Brexit: ‘It will be my generation that will have to deal with it’

Irish people living in Britain tend to view the country as a mature democracy; yesterday they woke up wondering if that maturity had become senility.

In the Irish pubs around Covent Garden ex-pats were examining the 4% margin of victory that has delivered a body blow to an established way of life.

In London where the remain camp polled over 75% there is disbelief that the nation could betray the capital.

Outside Waxy O’Connors, off Leicester Square, Aisling McSwiggan from Galway and her work mates were in collective shock.

Ms McSwiggan, who has been in London for years, said she hadn’t met a single person who was voting in favour of Brexit.

“I have been working in London for years. Not a single person who I knew in my network was voting leave,” she said. “We are not celebrating, we are drowning our sorrows.” She put the out vote down to the economic problems in the North of England, which voted in favour of leaving the EU.

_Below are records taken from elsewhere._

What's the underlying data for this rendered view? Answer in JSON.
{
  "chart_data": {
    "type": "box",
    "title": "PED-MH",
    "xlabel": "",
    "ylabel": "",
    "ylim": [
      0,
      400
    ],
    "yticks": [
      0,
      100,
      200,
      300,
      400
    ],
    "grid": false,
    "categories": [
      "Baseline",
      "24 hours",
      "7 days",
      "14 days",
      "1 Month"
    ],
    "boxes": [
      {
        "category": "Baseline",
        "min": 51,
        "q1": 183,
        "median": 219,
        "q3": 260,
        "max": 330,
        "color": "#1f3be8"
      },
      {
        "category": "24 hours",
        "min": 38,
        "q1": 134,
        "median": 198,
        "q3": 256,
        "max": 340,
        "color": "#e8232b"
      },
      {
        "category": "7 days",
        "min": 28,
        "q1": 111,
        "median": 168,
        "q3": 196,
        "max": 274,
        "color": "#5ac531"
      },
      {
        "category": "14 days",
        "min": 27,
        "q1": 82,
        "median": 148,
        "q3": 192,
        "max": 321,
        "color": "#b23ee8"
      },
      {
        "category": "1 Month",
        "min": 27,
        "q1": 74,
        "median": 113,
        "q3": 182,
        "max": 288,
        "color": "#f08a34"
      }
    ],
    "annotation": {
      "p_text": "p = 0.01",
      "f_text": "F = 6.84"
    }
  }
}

“I know things have been tough in northern England economically but I didn’t think it was this bad,” she said.

In the Porterhouse bar in Covent Garden, part of the Porterhouse group based in Dublin, Fiona Carey from Westmeath said she couldn’t believe the outcome of the vote.

“London is so diverse and full of foreign people that I just assumed that they would stay in,” she said.

The result of the Brexit vote is already playing into people’s plans for the summer.

Ms Carey said one of her friends who was planning to come over to London to work for the summer, was now reconsidering where to go in search of work.

“My friend is reconsidering coming to the UK because it is leaving the EU,” she said.

Back upstairs in Waxy O’Connors the Watson family from Belfast are split down the middle. Chris Watson, who has been working for Sainsbury’s in London for the last year-and-a-half, said he voted to leave the EU.

Immigration and Brussels bureaucracy were what pushed him towards Brexit.

“You can spend a whole year negotiating with suppliers to get contracts only for legislation to be changed and you have to renegotiate everything,” he said.

Chris’s father Mark Watson also voted to leave. He said there are a huge number of immigrants who contribute nothing to the economy. He is hoping that the UK can implement an Australian style points system to slow the flow of people into the country.

However Ben Watson voted in favour of remaining in the EU.

As another round of drinks arrived he argued that it was OK for his parents to vote leave as they were approaching the end of their careers and wouldn’t have to deal with the uncertainty that Brexit brings about.

“I think that the EU will introduce trade tariffs and make an example out of the UK,” he said “It will be my generation who will have to deal with it.”